What does it mean to be born again? And why does it matter? Despite contemporary misrepresentation, there’s a simplicity to its profundity.
The inquiry into the profile and the power of the Spirit continued last Sunday, specifically about His work in our rebirth. Nicodemus and the Prodigal illustrate well what it means to be born again.
To be born again is to be awakened deeply to certain realities by the Spirit of God. Like the Prodigal, it means discovering how the entire orientation of my heart—not just my behaviors—is fundamentally at odds with the One who gave me life. The estrangement from Him is not only deleterious to me but also offensive to Him.
Simultaneous with that discovery is the disconcerting awareness that I am powerless to remedy the situation. My heart wants what it wants, no matter how often or how vehemently I seek to coerce myself into wanting something differently.
In my helpless distress I then learn that the very One from whom I am fundamentally estranged is precisely the same One who wants to intervene on my behalf—both to set aside what keeps us at odds and to renew my very heart that I might live in a true communion with Him.
Finally I come to understand that in order to effect both reconciliation and renewal, there would have to be a gesture of great cost by the One who made it. That costly gesture came in the person of Jesus. His death expunged what kept me from God, while the Spirit reoriented my heart toward God.
The awakening to those realities may occur in an instant like a lightning flash; or it may emerge like watching the sun come over the hill. Whether instant or gradual, the above represents the essence of being born again.
So why would it matter to understand the meaning of rebirth?
For one it gives our obedience a proper scope. To a conflicted Nicodemus Jesus speaks unequivocally when he says that rebirth by the Spirit is necessary to seeing the “kingdom of God” (vv. 3,5). In Christ God refashions the individual human heart, but as we alluded to last week, His reconciling us to Himself is for the purpose of being aligned with His intention to bless the whole earth. The kingdom comes upon us by faith in Jesus, but the authority and influence of God (“kingdom” for short) is meant to spread not just to us but also through us into the world.
Understanding the meaning of rebirth also gives our obedience a proper shape. As Mark mentioned two weeks ago, Jesus deconstructed Nicodemus’ framework for how one entered into the favor of God. Not by any fastidious piety would one enter, but only by acknowledging our utter dependence on the grace of God to receive the “right to become children of God” (Jn 1:12). The protocol for becoming His own must shape our lives as His own. Rather than our obedience compelling His favor, His favor is intended to compel our obedience. Only by seeing clearly into what He has done in our rebirth have we any hope of living obediently to His Law in a right frame. Those deeply aware of their liberation are the ones truly freed to obey without reservation.

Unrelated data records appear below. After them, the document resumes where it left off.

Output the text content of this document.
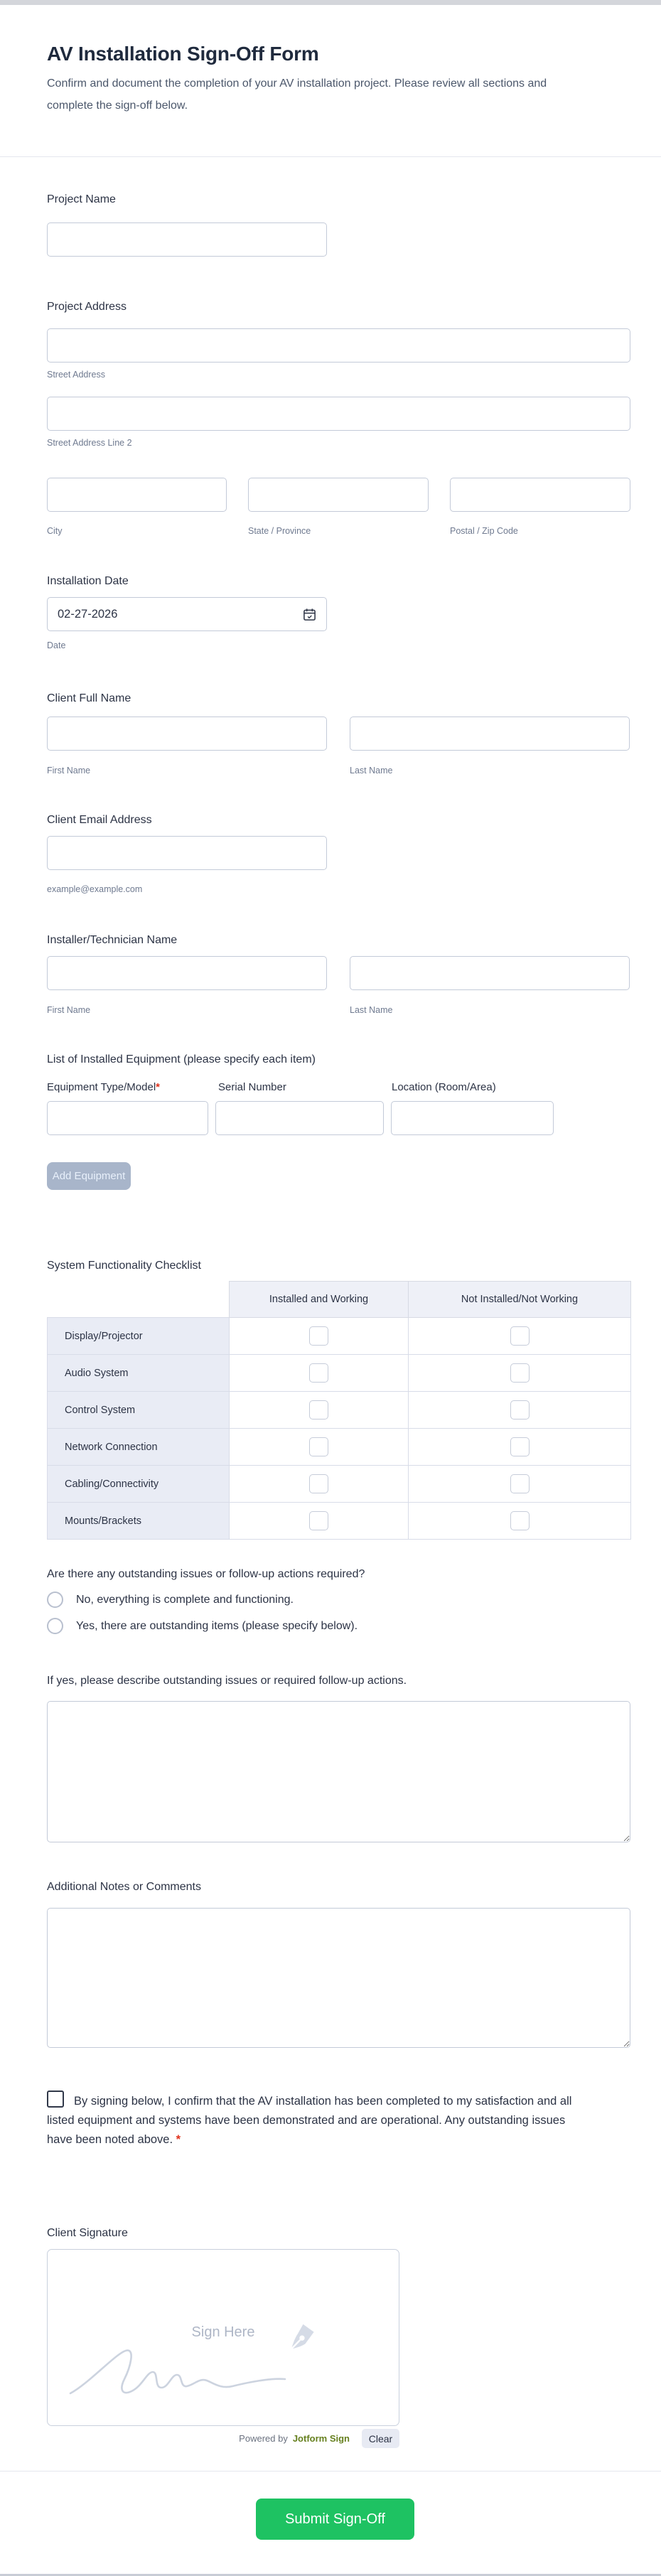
AV Installation Sign-Off Form
Confirm and document the completion of your AV installation project. Please review all sections and complete the sign-off below.
Project Name
Project Address
Street Address
Street Address Line 2
City	State / Province	Postal / Zip Code
Installation Date
02-27-2026
Date
Client Full Name
First Name	Last Name
Client Email Address
example@example.com
Installer/Technician Name
First Name	Last Name
List of Installed Equipment (please specify each item)
Equipment Type/Model*	Serial Number	Location (Room/Area)
Add Equipment
System Functionality Checklist
	Installed and Working	Not Installed/Not Working
Display/Projector		
Audio System		
Control System		
Network Connection		
Cabling/Connectivity		
Mounts/Brackets		
Are there any outstanding issues or follow-up actions required?
No, everything is complete and functioning.
Yes, there are outstanding items (please specify below).
If yes, please describe outstanding issues or required follow-up actions.
Additional Notes or Comments
By signing below, I confirm that the AV installation has been completed to my satisfaction and all listed equipment and systems have been demonstrated and are operational. Any outstanding issues have been noted above. *
Client Signature
Sign Here
Powered by Jotform Sign	Clear
Submit Sign-Off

It’s not our mandate to rehabilitate the world’s perception of what it means to be born again. Since we will always be misperceived, misrepresented, and maligned, setting aside the label of born again is no solution either. But the more we understand the meaning of rebirth and why it matters, the more this world will come to see the essence of true faith in Christ.
Is this your understanding of rebirth? Does that understanding give the proper scope and shape to your obedience?